Hot Touch was directed by Roger (Barbarella) Vadim, and for a while, it seems like an ill fit for his filmography as much of the art forgery plot has the look and feel of an unsold television pilot.  However, once Rogers’ gratuitous sex scene with Pisier comes around, it finally starts to feel like a Vadim film.  Shortly thereafter, it goes back to feeling like a Made for TV movie.  Pisier is a little weak as the love interest, and despite her big nude scene, she doesn’t really leave much of an impression.  She also gets a nude chess scene that starts off well, but it’s much too short to really titillate. 

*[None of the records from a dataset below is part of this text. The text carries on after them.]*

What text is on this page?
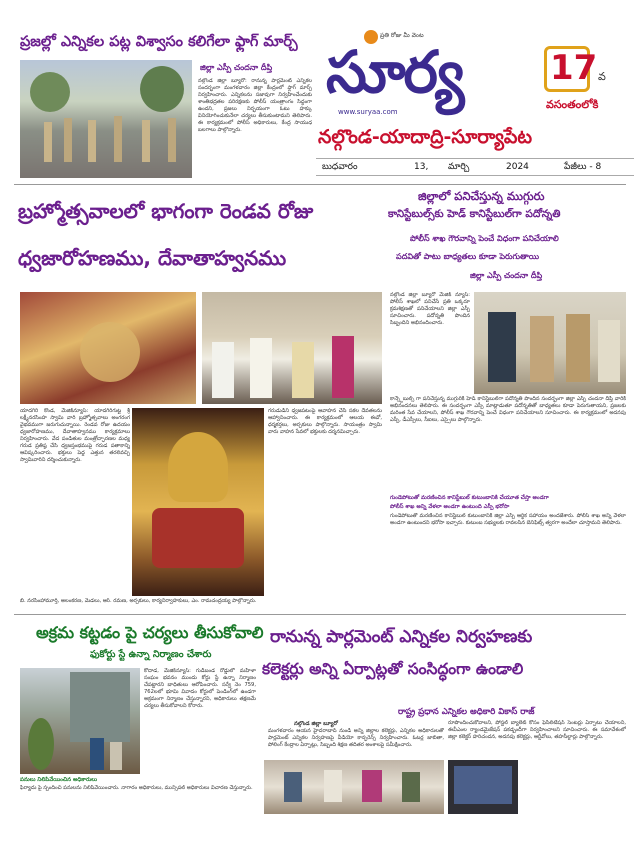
ప్రతి రోజు మీ వెంట
సూర్య
www.suryaa.com
17 వ
వసంతంలోకి
నల్గొండ-యాదాద్రి-సూర్యాపేట
బుధవారం	13, మార్చి	2024	పేజీలు - 8
ప్రజల్లో ఎన్నికల పట్ల విశ్వాసం కలిగేలా ఫ్లాగ్ మార్చ్
జిల్లా ఎస్పీ చందనా దీప్తి
నల్గొండ జిల్లా బ్యూరో: రానున్న పార్లమెంట్ ఎన్నికల సందర్భంగా మంగళవారం జిల్లా కేంద్రంలో ఫ్లాగ్ మార్చ్ నిర్వహించారు. ఎన్నికలను సజావుగా నిర్వహించేందుకు శాంతిభద్రతల పరిరక్షణకు పోలీస్ యంత్రాంగం సిద్ధంగా ఉందని, ప్రజలు నిర్భయంగా ఓటు హక్కు వినియోగించుకునేలా చర్యలు తీసుకుంటామని తెలిపారు. ఈ కార్యక్రమంలో పోలీస్ అధికారులు, కేంద్ర సాయుధ బలగాలు పాల్గొన్నారు.
బ్రహ్మోత్సవాలలో భాగంగా రెండవ రోజు
ధ్వజారోహణము, దేవాతాహ్వనము
యాదగిరి కొండ, మేజిక్‌న్యూస్: యాదగిరిగుట్ట శ్రీ లక్ష్మీనరసింహ స్వామి వారి బ్రహ్మోత్సవాలు అంగరంగ వైభవముగా జరుగుచున్నాయి. రెండవ రోజు ఉదయం ధ్వజారోహణము, దేవాతాహ్వనము కార్యక్రమాలు నిర్వహించారు. వేద పండితుల మంత్రోచ్ఛారణల మధ్య గరుడ ప్రతిష్ఠ చేసి ధ్వజస్తంభముపై గరుడ పతాకాన్ని ఆవిష్కరించారు. భక్తులు పెద్ద ఎత్తున తరలివచ్చి స్వామివారిని దర్శించుకున్నారు.
గరుడుడిని ధ్వజపటంపై ఆవాహన చేసి సకల దేవతలను ఆహ్వానించారు. ఈ కార్యక్రమంలో ఆలయ ఈవో, ధర్మకర్తలు, అర్చకులు పాల్గొన్నారు. సాయంత్రం స్వామి వారు వాహన సేవలో భక్తులకు దర్శనమిచ్చారు.
బి. నరసింహామూర్తి, అలంకరణ, మెడలు, ఆర్. రమణ, అర్చకులు, కార్యనిర్వాహకులు, ఎం. రామచంద్రయ్య పాల్గొన్నారు.
జిల్లాలో పనిచేస్తున్న ముగ్గురు
కానిస్టేబుల్స్‌కు హెడ్ కానిస్టేబుల్‌గా పదోన్నతి
పోలీస్ శాఖ గౌరవాన్ని పెంచే విధంగా పనిచేయాలి
పదవితో పాటు బాధ్యతలు కూడా పెరుగుతాయి
జిల్లా ఎస్పీ చందనా దీప్తి
నల్గొండ జిల్లా బ్యూరో మేజిక్ న్యూస్: పోలీస్ శాఖలో పనిచేసే ప్రతి ఒక్కరూ క్రమశిక్షణతో పనిచేయాలని జిల్లా ఎస్పీ సూచించారు. పదోన్నతి పొందిన సిబ్బందిని అభినందించారు.
కాన్స్టేబుల్స్ గా పనిచేస్తున్న ముగ్గురికి హెడ్ కానిస్టేబుల్‌గా పదోన్నతి పొందిన సందర్భంగా జిల్లా ఎస్పీ చందనా దీప్తి వారికి అభినందనలు తెలిపారు. ఈ సందర్భంగా ఎస్పీ మాట్లాడుతూ పదోన్నతితో బాధ్యతలు కూడా పెరుగుతాయని, ప్రజలకు మరింత సేవ చేయాలని, పోలీస్ శాఖ గౌరవాన్ని పెంచే విధంగా పనిచేయాలని సూచించారు. ఈ కార్యక్రమంలో అదనపు ఎస్పీ, డీఎస్పీలు, సీఐలు, ఎస్సైలు పాల్గొన్నారు.
గుండెపోటుతో మరణించిన కానిస్టేబుల్ కుటుంబానికి చేయూత చేస్తా అండగా
పోలీస్ శాఖ అన్ని వేళలా అండగా ఉంటుంది ఎస్పీ భరోసా
గుండెపోటుతో మరణించిన కానిస్టేబుల్ కుటుంబానికి జిల్లా ఎస్పీ ఆర్థిక సహాయం అందజేశారు. పోలీస్ శాఖ అన్ని వేళలా అండగా ఉంటుందని భరోసా ఇచ్చారు. కుటుంబ సభ్యులకు రావలసిన బెనిఫిట్స్ త్వరగా అందేలా చూస్తామని తెలిపారు.
అక్రమ కట్టడం పై చర్యలు తీసుకోవాలి
ఫుకోర్టు స్టే ఉన్నా నిర్మాణం చేశారు
కోదాడ, మేజిక్‌న్యూస్: గుడిబండ రోడ్డులో మహిళా సంఘం భవనం ముందు కోర్టు స్టే ఉన్నా నిర్మాణం చేపట్టారని బాధితులు ఆరోపించారు. సర్వే నెం 759, 762లలో భూమి వివాదం కోర్టులో పెండింగ్‌లో ఉండగా అక్రమంగా నిర్మాణం చేస్తున్నారని, అధికారులు తక్షణమే చర్యలు తీసుకోవాలని కోరారు.
పనులు నిలిపివేయించిన అధికారులు
ఫిర్యాదు పై స్పందించి పనులను నిలిపివేయించారు. నాగారం అధికారులు, మున్సిపల్ అధికారులు విచారణ చేస్తున్నారు.
రానున్న పార్లమెంట్ ఎన్నికల నిర్వహణకు
కలెక్టర్లు అన్ని ఏర్పాట్లతో సంసిద్ధంగా ఉండాలి
రాష్ట్ర ప్రధాన ఎన్నికల అధికారి వికాస్ రాజ్
నల్గొండ జిల్లా బ్యూరో
మంగళవారం ఆయన హైదరాబాద్ నుండి అన్ని జిల్లాల కలెక్టర్లు, ఎన్నికల అధికారులతో పార్లమెంట్ ఎన్నికల నిర్వహణపై వీడియో కాన్ఫరెన్స్ నిర్వహించారు. ఓటర్ల జాబితా, పోలింగ్ కేంద్రాల ఏర్పాట్లు, సిబ్బంది శిక్షణ తదితర అంశాలపై సమీక్షించారు.
రూపొందించుకోవాలని, పోస్టల్ బ్యాలెట్ కోసం ఫెసిలిటేషన్ సెంటర్లు ఏర్పాటు చేయాలని, ఈవీఎంల ర్యాండమైజేషన్ పకడ్బందీగా నిర్వహించాలని సూచించారు. ఈ సమావేశంలో జిల్లా కలెక్టర్ హరిచందన, అదనపు కలెక్టర్లు, ఆర్డీవోలు, తహసీల్దార్లు పాల్గొన్నారు.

The big con finale leaves something to be desired too.  The build-up isn’t bad, but you should at least feel something when Rogers and company finally pull the wool over his new employers’ eyes.  Luckily, Bochner’s eventual comeuppance is fairly gruesome, which at least ends things on a memorable note.

There was a decent idea here.  However, with Vadim at the helm, you just expect a little bit more skin.  If he had added two or three more love scenes of the same caliber as Pisier’s first scene, he might’ve had a winner on his hands.  As it is, Hot Touch is rather cool to the touch.

AKA:  The Hot Touch.  AKA:  Manhattan Gang.